Bislang versucht die Politik die Auseinandersetzung um den „Völkermord“ auf die Ebene eines Historikerstreits zu reduzieren. Während vorwiegend armenischstämmige Historiker in den USA und Frankreich ihre Sicht der Ereignisse publizieren und damit die internationale Öffentlichkeit auch weitgehend überzeugt haben, versuchen türkische Wissenschaftler unermüdlich das Gegenteil zu beweisen. Auf Einladung der historischen Fakultät der Universität Wien hatte letztes Jahr erstmals ein Treffen armenischer und türkischer Historiker stattgefunden, um einen Anlauf zu einer wissenschaftlichen Verständigung zu machen. Dabei war ein Austausch von Dokumenten vereinbart worden, dem die armenische Seite bislang nicht nachgekommen ist. Das für Mai angestrebte Folgetreffen wurde deshalb erst einmal abgesagt.

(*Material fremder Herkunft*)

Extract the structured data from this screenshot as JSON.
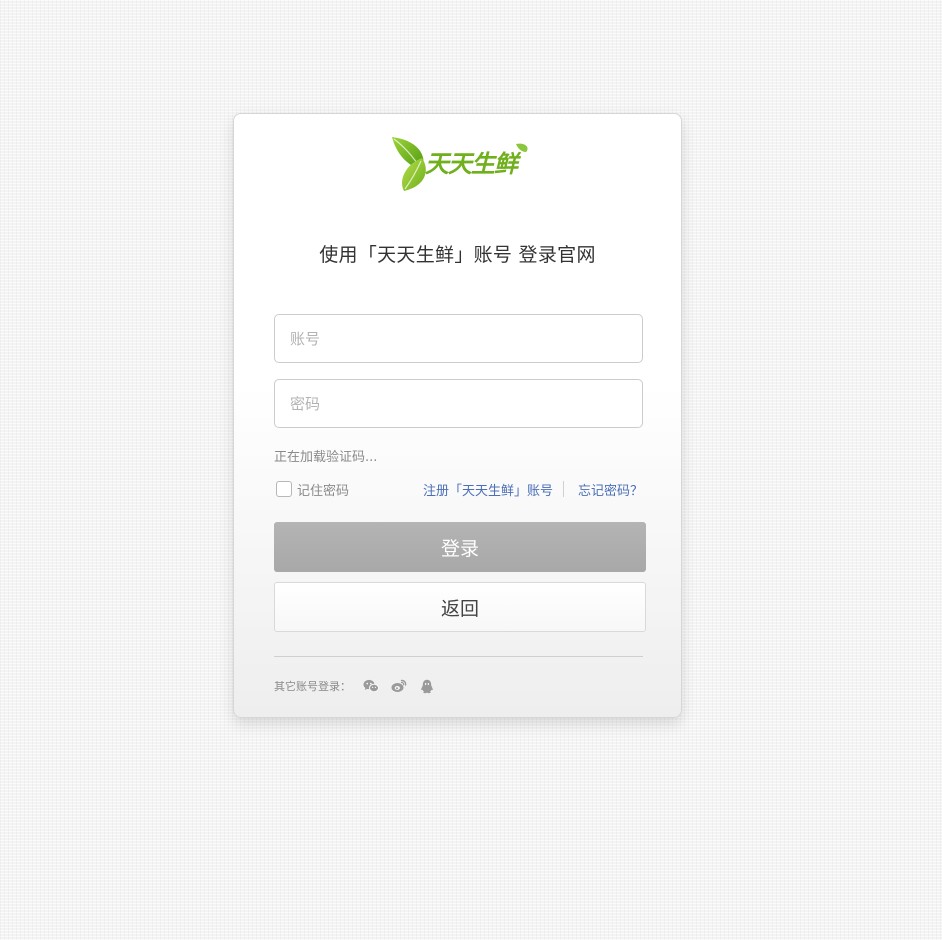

Vor wenigen Tagen hat nun der Parlamentsausschuss für die Beziehungen zur EU beschlossen, sich selbst ein Bild zu machen und dazu armenischstämmige Wissenschaftler und Vertreter der türkischen Historikervereinigung einzuladen. Dabei, so der stellvertretende Ausschussvorsitzende Ali Riza Alaboyun, sollen die unterschiedlichen Erkenntnisse zur Sprache kommen.

Parallel zu der politischen Diskussion, die im Wesentlichen eine Reaktion auf den zunehmenden Druck von außen ist, erscheinen in den letzten Jahren immer häufiger Filme, Bücher und Ausstellungen, die unabhängig von der Frage „Völkermord ja oder nein“ dem breiten Publikum zeigen, dass es einmal ein reiches armenisches Leben in den Grenzen der heutigen Türkei gab. So zeigt eine gut besuchte Ausstellung Postkarten vom Alltag der Armenier zu Beginn des 20. Jahrhunderts.

Zurzeit sorgt das Buch „Anneannem“ (Meine Großmutter) für Aufmerksamkeit, in dem die Anwältin Fethiye Cetin über ihre Großmutter berichtet. Die vor einigen Jahren gestorbene Frau hatte ihrer Enkelin erzählt, dass sie früher nicht Seher, sondern Heranus geheißen hatte und das Kind armenischer Eltern war. Als die Massaker und Vertreibungen im Frühjahr 1915 begannen, wurde sie während des Hungermarsches in die Mesopotamische Tiefebene, wohin die Armenier Ostanatoliens deportiert werden sollten, von einem Offizier ihrer Mutter entrissen, der sie dann später adoptierte. Fethiye Cetin beschreibt in dem Buch das Schicksal ihrer Großmutter und anderer armenischer Familien.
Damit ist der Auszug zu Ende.